We are often asked to help with parameter estimation problems. This discussion aims to provide guidance for parameter estimation, as well as troubleshooting some of the more common failure modes. We welcome your thoughts and advice in the comments below.
Guidance and Best Practices:
1. Make sure your data is formatted correctly. Your data should have:
- a time column (defined as independent variable) that is monotonically increasing within every grouping variable,
- one or more concentration columns (dependent variable),
- one or more dose columns (with associated rate, if applicable) if you want your model to be perturbed by doses,
- a column with a grouping variable is optional.
Note: the dose column should only have entries at time points where a dose is administered. At time points where the dose is not administered, there should be no entry. When importing your data, MATLAB/SimBiology will replace empty cells with NaNs. Similarly, the concentration column should only have entries where measurements have been acquired and should be left empty otherwise.
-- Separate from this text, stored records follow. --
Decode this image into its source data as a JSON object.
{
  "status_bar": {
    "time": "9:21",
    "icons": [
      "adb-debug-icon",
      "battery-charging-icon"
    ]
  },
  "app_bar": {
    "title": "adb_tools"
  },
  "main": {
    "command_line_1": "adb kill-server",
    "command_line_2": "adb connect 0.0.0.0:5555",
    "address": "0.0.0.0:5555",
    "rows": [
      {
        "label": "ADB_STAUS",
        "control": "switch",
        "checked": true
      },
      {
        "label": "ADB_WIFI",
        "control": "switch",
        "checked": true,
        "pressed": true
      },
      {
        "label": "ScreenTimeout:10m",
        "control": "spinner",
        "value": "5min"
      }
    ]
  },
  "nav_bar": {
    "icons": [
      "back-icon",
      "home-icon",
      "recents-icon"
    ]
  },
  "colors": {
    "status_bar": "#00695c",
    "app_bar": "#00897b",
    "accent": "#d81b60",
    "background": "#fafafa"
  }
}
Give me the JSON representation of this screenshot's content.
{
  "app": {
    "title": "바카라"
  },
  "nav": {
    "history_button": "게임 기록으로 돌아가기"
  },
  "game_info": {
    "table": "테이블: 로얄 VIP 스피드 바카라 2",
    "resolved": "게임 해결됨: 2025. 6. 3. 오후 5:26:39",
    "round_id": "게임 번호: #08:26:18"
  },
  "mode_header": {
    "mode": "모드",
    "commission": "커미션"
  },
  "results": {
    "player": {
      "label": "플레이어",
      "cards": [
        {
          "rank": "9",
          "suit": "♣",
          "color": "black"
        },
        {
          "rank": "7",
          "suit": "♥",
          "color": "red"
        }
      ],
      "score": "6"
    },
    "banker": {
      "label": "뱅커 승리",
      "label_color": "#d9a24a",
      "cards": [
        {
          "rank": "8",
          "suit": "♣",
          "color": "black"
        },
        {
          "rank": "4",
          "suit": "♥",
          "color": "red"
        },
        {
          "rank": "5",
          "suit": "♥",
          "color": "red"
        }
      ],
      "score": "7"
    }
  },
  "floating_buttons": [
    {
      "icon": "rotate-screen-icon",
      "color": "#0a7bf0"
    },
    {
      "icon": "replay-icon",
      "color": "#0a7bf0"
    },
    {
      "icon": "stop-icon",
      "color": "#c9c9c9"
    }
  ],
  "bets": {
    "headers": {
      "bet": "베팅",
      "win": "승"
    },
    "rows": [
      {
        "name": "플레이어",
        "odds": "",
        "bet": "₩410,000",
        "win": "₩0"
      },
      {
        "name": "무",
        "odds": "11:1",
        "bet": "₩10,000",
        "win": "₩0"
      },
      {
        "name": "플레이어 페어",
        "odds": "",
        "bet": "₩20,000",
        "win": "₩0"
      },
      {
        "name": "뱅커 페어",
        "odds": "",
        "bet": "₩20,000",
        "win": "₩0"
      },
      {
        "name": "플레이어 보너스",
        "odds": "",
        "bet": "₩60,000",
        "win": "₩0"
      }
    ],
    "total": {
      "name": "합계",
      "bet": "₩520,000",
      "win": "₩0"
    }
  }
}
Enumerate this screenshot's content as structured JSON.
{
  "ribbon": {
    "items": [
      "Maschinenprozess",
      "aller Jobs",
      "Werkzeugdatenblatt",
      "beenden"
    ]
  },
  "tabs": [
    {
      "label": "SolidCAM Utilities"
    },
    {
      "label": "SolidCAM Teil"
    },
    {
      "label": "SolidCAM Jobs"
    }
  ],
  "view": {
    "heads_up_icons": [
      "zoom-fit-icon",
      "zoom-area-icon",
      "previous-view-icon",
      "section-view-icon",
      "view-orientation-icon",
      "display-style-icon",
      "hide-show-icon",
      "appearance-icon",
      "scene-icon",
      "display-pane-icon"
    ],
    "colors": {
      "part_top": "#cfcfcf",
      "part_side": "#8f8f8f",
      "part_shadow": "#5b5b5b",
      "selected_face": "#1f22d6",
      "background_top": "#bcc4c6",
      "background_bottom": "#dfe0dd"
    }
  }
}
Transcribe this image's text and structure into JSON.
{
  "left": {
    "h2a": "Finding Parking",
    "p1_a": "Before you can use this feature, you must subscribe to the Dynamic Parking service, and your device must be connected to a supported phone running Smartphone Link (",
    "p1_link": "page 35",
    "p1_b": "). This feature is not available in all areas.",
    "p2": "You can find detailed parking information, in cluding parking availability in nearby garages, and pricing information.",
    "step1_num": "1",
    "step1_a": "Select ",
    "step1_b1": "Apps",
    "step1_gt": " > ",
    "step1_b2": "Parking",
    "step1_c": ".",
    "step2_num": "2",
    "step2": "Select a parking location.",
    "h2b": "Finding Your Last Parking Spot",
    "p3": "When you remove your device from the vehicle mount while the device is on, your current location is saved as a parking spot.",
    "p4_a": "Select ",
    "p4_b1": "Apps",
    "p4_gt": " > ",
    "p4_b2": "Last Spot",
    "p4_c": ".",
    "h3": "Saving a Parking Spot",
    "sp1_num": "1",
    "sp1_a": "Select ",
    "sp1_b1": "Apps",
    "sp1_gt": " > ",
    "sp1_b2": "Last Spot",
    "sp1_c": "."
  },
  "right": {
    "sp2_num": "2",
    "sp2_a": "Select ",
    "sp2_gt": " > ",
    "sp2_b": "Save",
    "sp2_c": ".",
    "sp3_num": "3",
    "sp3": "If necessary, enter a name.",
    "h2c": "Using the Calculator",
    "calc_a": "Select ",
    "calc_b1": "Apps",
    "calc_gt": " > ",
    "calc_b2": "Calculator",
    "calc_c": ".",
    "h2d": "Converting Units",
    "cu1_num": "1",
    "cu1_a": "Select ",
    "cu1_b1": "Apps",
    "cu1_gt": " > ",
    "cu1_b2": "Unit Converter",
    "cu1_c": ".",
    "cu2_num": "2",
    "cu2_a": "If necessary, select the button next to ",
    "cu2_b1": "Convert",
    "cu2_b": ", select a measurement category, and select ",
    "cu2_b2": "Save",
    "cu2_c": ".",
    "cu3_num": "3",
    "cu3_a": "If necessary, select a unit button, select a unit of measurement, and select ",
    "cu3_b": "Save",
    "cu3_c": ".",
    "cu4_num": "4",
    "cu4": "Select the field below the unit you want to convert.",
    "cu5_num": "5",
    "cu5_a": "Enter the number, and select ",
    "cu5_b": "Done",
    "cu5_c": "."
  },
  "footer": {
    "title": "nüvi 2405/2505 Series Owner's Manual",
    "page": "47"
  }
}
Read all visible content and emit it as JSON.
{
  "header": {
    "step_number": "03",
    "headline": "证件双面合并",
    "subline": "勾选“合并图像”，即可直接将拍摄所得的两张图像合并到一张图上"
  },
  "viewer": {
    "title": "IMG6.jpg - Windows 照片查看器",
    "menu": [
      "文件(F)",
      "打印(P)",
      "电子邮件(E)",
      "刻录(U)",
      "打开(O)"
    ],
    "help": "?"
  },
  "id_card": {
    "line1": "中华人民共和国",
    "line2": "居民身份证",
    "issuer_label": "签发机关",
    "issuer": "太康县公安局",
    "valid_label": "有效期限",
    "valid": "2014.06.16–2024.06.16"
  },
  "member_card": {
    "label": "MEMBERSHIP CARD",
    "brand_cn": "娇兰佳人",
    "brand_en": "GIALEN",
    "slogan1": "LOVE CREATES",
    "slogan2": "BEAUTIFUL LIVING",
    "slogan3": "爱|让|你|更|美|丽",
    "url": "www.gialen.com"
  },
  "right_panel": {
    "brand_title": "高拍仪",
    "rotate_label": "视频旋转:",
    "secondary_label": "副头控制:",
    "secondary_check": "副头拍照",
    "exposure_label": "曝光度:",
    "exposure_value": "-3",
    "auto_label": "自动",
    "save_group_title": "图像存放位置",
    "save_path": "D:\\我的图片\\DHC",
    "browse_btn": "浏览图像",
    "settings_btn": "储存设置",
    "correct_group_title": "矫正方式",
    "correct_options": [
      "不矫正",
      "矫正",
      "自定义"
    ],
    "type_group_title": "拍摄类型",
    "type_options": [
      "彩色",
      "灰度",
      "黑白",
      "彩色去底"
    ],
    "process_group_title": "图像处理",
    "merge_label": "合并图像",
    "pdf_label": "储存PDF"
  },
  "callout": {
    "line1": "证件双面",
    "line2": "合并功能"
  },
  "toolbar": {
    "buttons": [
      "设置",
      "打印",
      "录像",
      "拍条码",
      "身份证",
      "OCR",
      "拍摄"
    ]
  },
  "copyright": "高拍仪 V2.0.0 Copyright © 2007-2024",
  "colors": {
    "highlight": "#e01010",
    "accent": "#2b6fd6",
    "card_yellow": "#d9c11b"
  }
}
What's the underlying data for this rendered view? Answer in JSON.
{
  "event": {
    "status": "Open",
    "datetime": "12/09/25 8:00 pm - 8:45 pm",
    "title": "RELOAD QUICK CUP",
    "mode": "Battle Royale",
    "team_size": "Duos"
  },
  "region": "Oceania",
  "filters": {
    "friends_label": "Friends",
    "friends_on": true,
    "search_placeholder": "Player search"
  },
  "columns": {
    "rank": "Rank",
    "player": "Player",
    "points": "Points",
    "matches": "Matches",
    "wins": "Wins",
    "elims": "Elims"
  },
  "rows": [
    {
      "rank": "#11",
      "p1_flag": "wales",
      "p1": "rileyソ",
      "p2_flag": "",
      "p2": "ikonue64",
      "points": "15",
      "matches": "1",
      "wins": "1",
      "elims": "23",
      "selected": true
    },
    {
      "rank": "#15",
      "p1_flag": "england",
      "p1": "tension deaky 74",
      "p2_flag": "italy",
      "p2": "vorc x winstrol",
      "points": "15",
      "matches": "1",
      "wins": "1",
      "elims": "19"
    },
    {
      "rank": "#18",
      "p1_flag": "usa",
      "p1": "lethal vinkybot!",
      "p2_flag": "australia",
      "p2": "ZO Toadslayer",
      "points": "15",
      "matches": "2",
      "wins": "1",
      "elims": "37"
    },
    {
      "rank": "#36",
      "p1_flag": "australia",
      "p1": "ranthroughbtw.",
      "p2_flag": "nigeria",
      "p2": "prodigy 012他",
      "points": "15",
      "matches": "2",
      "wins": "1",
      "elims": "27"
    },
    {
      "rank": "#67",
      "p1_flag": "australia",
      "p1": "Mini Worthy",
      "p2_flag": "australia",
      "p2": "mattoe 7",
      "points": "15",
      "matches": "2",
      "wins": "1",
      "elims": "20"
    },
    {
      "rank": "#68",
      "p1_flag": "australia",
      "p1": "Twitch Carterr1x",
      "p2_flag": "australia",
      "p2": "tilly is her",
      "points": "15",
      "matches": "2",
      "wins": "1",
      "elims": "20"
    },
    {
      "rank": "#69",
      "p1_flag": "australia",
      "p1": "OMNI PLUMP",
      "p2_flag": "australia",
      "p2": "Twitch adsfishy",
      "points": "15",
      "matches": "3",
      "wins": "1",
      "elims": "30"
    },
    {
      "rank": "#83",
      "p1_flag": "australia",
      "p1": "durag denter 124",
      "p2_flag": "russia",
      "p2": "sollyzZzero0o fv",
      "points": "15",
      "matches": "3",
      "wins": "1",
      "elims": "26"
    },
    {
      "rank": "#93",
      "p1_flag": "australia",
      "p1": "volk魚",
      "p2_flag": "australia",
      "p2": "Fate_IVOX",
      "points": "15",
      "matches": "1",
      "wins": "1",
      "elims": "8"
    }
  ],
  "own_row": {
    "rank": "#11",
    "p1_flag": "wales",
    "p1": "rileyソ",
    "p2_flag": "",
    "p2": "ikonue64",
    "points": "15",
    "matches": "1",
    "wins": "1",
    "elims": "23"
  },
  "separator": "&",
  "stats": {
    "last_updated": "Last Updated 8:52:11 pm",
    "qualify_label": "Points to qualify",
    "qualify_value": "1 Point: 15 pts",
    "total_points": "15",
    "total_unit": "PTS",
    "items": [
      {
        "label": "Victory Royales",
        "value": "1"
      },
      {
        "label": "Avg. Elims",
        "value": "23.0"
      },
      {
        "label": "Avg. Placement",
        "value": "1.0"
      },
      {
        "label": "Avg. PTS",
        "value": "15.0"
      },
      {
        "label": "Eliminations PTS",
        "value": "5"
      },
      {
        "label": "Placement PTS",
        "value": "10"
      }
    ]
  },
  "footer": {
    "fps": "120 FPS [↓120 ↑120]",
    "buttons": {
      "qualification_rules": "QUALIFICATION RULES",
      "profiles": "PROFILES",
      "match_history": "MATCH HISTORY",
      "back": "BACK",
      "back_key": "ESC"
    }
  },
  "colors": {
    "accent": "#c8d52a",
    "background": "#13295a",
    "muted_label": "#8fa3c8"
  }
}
If you import your data first in MATLAB, you can manipulate your data into the right format using datatype ' table ' and its methods such as sortrows , join , innerjoin , outerjoin , stack and unstack . You can then add the data to SimBiology by using the 'Import data from MATLAB workspace' functionality.
2. Visually inspect data and model response. Create a simulation task in the SimBiology desktop where you plot your data ( plot external data ), together with your model response. You can create sliders for the parameters you are trying to estimate (or use group simulation). You can then see whether, by varying these parameter values, you can bring the model response in line with your data, while at the same time giving you good initial estimates for those parameters. This plot can also indicate whether units might cause a discrepancy between your simulations and data, and/or whether doses administered to the model are configured correctly and result in a model response.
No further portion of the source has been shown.